Day 3: Thursday 7th November:
Dinner with Barbara Hammer and Patrick Staff
Barbara Hammer, The Art of Dying (Palliative Art Making in the Age of Anxiety), 2018
Patrick Staff, Weed Killer, 2017
For our third session we will be having dinner with Barbara Hammer and Patrick Staff, inviting Beatrice Gibson to join the table. Hammer’s ’The Art of Dying’ and Staff’s ‘Weed Killer’ are the departure point for the conversation we wish to facilitate in our salon. Hammer a feminist, lesbian filmmaker and activist, reflects the need for creatives to explore their curiosities and challenges, to question the unquestionable and create through oppressions that bodies undergo within the process of their practice and lives.
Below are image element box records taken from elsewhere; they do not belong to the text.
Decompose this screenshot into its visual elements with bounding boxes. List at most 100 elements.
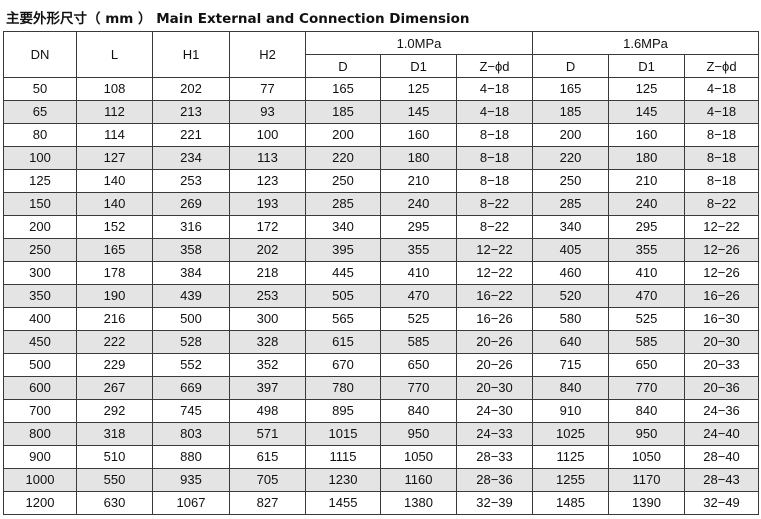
cell-dn: 600	[3, 376, 77, 400]
cell-h2: 571	[229, 422, 306, 446]
cell-dn: 80	[3, 123, 77, 147]
cell-h1: 528	[152, 330, 230, 354]
cell-h1: 500	[152, 307, 230, 331]
cell-h1: 269	[152, 192, 230, 216]
table-body: 50 108 202 77 165 125 4−18 165 125 4−18 65 112 213 93…	[3, 77, 760, 515]
cell-zphid-1-6: 16−26	[684, 284, 760, 308]
header-zphid-1-0: Z−ϕd	[455, 54, 534, 78]
cell-h1: 221	[152, 123, 230, 147]
cell-zphid-1-6: 20−36	[684, 376, 760, 400]
dimension-table: DN L H1 H2 1.0MPa 1.6MPa D D1 Z−ϕd D D1 …	[3, 31, 760, 515]
cell-d1-1-6: 125	[608, 77, 686, 101]
cell-d1-1-6: 410	[608, 261, 686, 285]
cell-d-1-6: 220	[532, 146, 610, 170]
header-h2: H2	[229, 31, 306, 78]
table-row: 125 140 253 123 250 210 8−18 250 210 8−18	[3, 169, 760, 193]
cell-zphid-1-6: 8−18	[684, 123, 760, 147]
cell-l: 292	[76, 399, 153, 423]
cell-d-1-6: 1025	[532, 422, 610, 446]
cell-dn: 125	[3, 169, 77, 193]
cell-d1-1-6: 585	[608, 330, 686, 354]
cell-d-1-6: 405	[532, 238, 610, 262]
cell-h2: 172	[229, 215, 306, 239]
cell-zphid-1-0: 20−26	[455, 353, 534, 377]
cell-zphid-1-0: 20−30	[455, 376, 534, 400]
cell-l: 190	[76, 284, 153, 308]
table-row: 700 292 745 498 895 840 24−30 910 840 24−36	[3, 399, 760, 423]
cell-d-1-6: 185	[532, 100, 610, 124]
table-row: 200 152 316 172 340 295 8−22 340 295 12−22	[3, 215, 760, 239]
cell-d-1-0: 780	[305, 376, 381, 400]
cell-d-1-6: 285	[532, 192, 610, 216]
cell-h1: 234	[152, 146, 230, 170]
header-l: L	[76, 31, 153, 78]
header-d1-1-0: D1	[380, 54, 457, 78]
cell-d-1-6: 520	[532, 284, 610, 308]
cell-d1-1-0: 145	[380, 100, 457, 124]
cell-d1-1-0: 160	[380, 123, 457, 147]
cell-l: 140	[76, 192, 153, 216]
cell-d1-1-6: 840	[608, 399, 686, 423]
cell-zphid-1-0: 8−18	[455, 123, 534, 147]
table-row: 50 108 202 77 165 125 4−18 165 125 4−18	[3, 77, 760, 101]
cell-d1-1-0: 770	[380, 376, 457, 400]
cell-h2: 123	[229, 169, 306, 193]
table-row: 80 114 221 100 200 160 8−18 200 160 8−18	[3, 123, 760, 147]
cell-h1: 935	[152, 468, 230, 492]
cell-h2: 100	[229, 123, 306, 147]
cell-d1-1-0: 470	[380, 284, 457, 308]
cell-d-1-6: 715	[532, 353, 610, 377]
table-row: 800 318 803 571 1015 950 24−33 1025 950 24−40	[3, 422, 760, 446]
cell-zphid-1-6: 4−18	[684, 77, 760, 101]
cell-d-1-6: 1255	[532, 468, 610, 492]
cell-d1-1-0: 1050	[380, 445, 457, 469]
cell-dn: 200	[3, 215, 77, 239]
cell-d-1-0: 895	[305, 399, 381, 423]
cell-d-1-6: 580	[532, 307, 610, 331]
cell-dn: 900	[3, 445, 77, 469]
cell-h1: 1067	[152, 491, 230, 515]
header-d-1-6: D	[532, 54, 610, 78]
cell-d1-1-6: 1050	[608, 445, 686, 469]
cell-h2: 397	[229, 376, 306, 400]
cell-zphid-1-0: 12−22	[455, 238, 534, 262]
cell-d1-1-6: 240	[608, 192, 686, 216]
table-row: 1200 630 1067 827 1455 1380 32−39 1485 1390 32−49	[3, 491, 760, 515]
cell-dn: 500	[3, 353, 77, 377]
cell-d-1-6: 200	[532, 123, 610, 147]
cell-dn: 350	[3, 284, 77, 308]
cell-l: 152	[76, 215, 153, 239]
cell-dn: 1200	[3, 491, 77, 515]
cell-d1-1-6: 1170	[608, 468, 686, 492]
cell-d-1-6: 910	[532, 399, 610, 423]
cell-h2: 705	[229, 468, 306, 492]
cell-l: 140	[76, 169, 153, 193]
cell-d-1-0: 565	[305, 307, 381, 331]
cell-d1-1-0: 210	[380, 169, 457, 193]
cell-d1-1-0: 1160	[380, 468, 457, 492]
cell-d-1-6: 1125	[532, 445, 610, 469]
cell-zphid-1-6: 12−22	[684, 215, 760, 239]
cell-d-1-0: 1115	[305, 445, 381, 469]
table-row: 600 267 669 397 780 770 20−30 840 770 20−36	[3, 376, 760, 400]
cell-d-1-6: 640	[532, 330, 610, 354]
cell-d1-1-0: 355	[380, 238, 457, 262]
cell-dn: 100	[3, 146, 77, 170]
cell-d1-1-0: 125	[380, 77, 457, 101]
cell-zphid-1-0: 24−33	[455, 422, 534, 446]
cell-zphid-1-6: 32−49	[684, 491, 760, 515]
cell-h1: 669	[152, 376, 230, 400]
cell-zphid-1-6: 28−43	[684, 468, 760, 492]
cell-d1-1-0: 525	[380, 307, 457, 331]
cell-l: 318	[76, 422, 153, 446]
cell-d-1-6: 165	[532, 77, 610, 101]
cell-l: 267	[76, 376, 153, 400]
cell-h2: 77	[229, 77, 306, 101]
cell-d-1-0: 165	[305, 77, 381, 101]
header-d-1-0: D	[305, 54, 381, 78]
cell-d-1-0: 505	[305, 284, 381, 308]
cell-zphid-1-6: 8−18	[684, 169, 760, 193]
cell-l: 108	[76, 77, 153, 101]
cell-d-1-0: 285	[305, 192, 381, 216]
cell-l: 229	[76, 353, 153, 377]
The notion of confronting unpleasant quotidian themes and suppressed narratives that the mainstream is hesitant to discuss, through a feminist perspective, is put in a direct conversation with Patrick Staff’s ‘Weed Killer’. Unraveling the semiotics of a body’s gender transition and the transformation that occur to it within the pharmacopornographic regime, in relation to the transformation that a body undergoes throughout cancer treatment, Staff is bringing to the conversation, the proximity to violence, illness, ageing and exclusion as durational processes that are imposed on the contemporary body. Over this session, we want to talk about our mortality, our sexuality, ageing, and death, transition conditions of our bodies and the rights to survive on one’s terms.